Bhargav loves art, he is always curious to learn new things. He always asks thought-provoking questions. He spreads positivity everywhere, there is nothing negative about him. He is my world, he has always made me feel blessed and proud from the day he was born. Now I feel like my world is slipping away from me with every passing moment. My son is only 9-years-old and he is fighting for his life.
I rushed him to hospital. A series of tests were taken. The doctor called me inside and asked me to sit down. I knew it is never a good sign. He said he has some concerning news. My heart was skipping fast, I was already in tears. I didn't want my son to go through any pain. I was totally devastated with what I heard next. He said, "your son has cancer". My world fell apart.
I was terrified at the thought of telling my husband. I asked him to come to the hospital immediately. I know nothing can prepare him to digest this. When I said "Our son has cancer", he almost collapsed and we cried together. We felt as if all the nightmares have rolled into one.
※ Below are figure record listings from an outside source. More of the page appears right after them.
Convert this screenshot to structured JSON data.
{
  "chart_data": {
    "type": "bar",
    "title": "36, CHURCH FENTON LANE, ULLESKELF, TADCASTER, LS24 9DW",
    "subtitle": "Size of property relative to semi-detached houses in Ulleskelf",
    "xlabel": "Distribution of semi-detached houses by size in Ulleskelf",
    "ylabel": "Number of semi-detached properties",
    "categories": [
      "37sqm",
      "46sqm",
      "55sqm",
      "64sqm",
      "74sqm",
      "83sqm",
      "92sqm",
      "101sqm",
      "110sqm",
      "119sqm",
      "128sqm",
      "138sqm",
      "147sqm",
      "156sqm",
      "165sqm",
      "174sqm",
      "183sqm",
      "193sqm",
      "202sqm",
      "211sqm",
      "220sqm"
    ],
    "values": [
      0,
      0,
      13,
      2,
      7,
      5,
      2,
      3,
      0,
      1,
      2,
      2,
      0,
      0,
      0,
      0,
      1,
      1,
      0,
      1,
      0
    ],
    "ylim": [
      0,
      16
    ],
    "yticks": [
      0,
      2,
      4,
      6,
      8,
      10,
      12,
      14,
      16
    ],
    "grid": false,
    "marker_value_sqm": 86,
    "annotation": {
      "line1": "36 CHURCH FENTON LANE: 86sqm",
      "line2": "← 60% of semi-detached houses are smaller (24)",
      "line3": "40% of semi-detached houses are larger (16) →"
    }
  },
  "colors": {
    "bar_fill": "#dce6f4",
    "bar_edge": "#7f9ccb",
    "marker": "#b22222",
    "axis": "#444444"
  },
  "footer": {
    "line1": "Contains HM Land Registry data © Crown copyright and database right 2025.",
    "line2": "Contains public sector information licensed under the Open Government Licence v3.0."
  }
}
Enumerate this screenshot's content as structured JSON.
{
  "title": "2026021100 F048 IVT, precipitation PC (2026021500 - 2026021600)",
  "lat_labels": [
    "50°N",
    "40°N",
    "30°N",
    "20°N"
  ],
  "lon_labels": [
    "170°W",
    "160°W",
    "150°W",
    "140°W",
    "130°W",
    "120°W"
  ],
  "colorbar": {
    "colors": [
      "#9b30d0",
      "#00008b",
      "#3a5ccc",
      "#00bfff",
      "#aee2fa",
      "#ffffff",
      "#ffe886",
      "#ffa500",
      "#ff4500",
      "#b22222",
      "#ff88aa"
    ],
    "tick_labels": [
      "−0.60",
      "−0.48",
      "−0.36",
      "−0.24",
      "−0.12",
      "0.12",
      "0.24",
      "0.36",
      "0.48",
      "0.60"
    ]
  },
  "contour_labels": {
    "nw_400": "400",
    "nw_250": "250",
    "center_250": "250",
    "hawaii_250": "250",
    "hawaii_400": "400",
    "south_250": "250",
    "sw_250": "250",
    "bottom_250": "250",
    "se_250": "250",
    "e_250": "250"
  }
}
I started imagining him bedridden, with that painful chemotherapy and his hair falling down. I couldn't believe that my son has to go through all this. Those days were not very far. He already started to react to the medicines and high dosage of antibiotics. Bhargav was always a happy person, his needs were also very small. He never demanded anything. Now he has lost his patience, he is annoyed with everything. He doesn't understand why he has to be in the hospital and take so many injections.
I don't know how he is going to cope up for the next 6 months. He needs chemotherapy twice in a week. His world will be this hospital room. I cannot bring myself to tell him that he needs to be in the hospital for 6 more months. Nothing can convince him. He is angry with me for not letting him play.
When he gets tired he begins to cry. Slowly, fear is creeping in him. He has started asking so many questions for which I don't have any answers. I'm worried about the physical changes and most importantly his mental health.It is so painful to see him in this condition. Doctors said that chemotherapy alone will not help him, he needs stem cell transplant to survive. We have a long painful journey ahead and I shudder at the thought of my son going through his pain. I'm willing to do anything to take away the pain from him.
My husband is a mechanic and with the meager income, I don't know how we are going to manage the expenses. It is very exhausting both financially and mentally. Bhargav is our only child, he is our world. I have always thought I'll give him the best and raise him a happy person. I never knew that I have to come to this stage where I'm helpless when he is fighting for his life.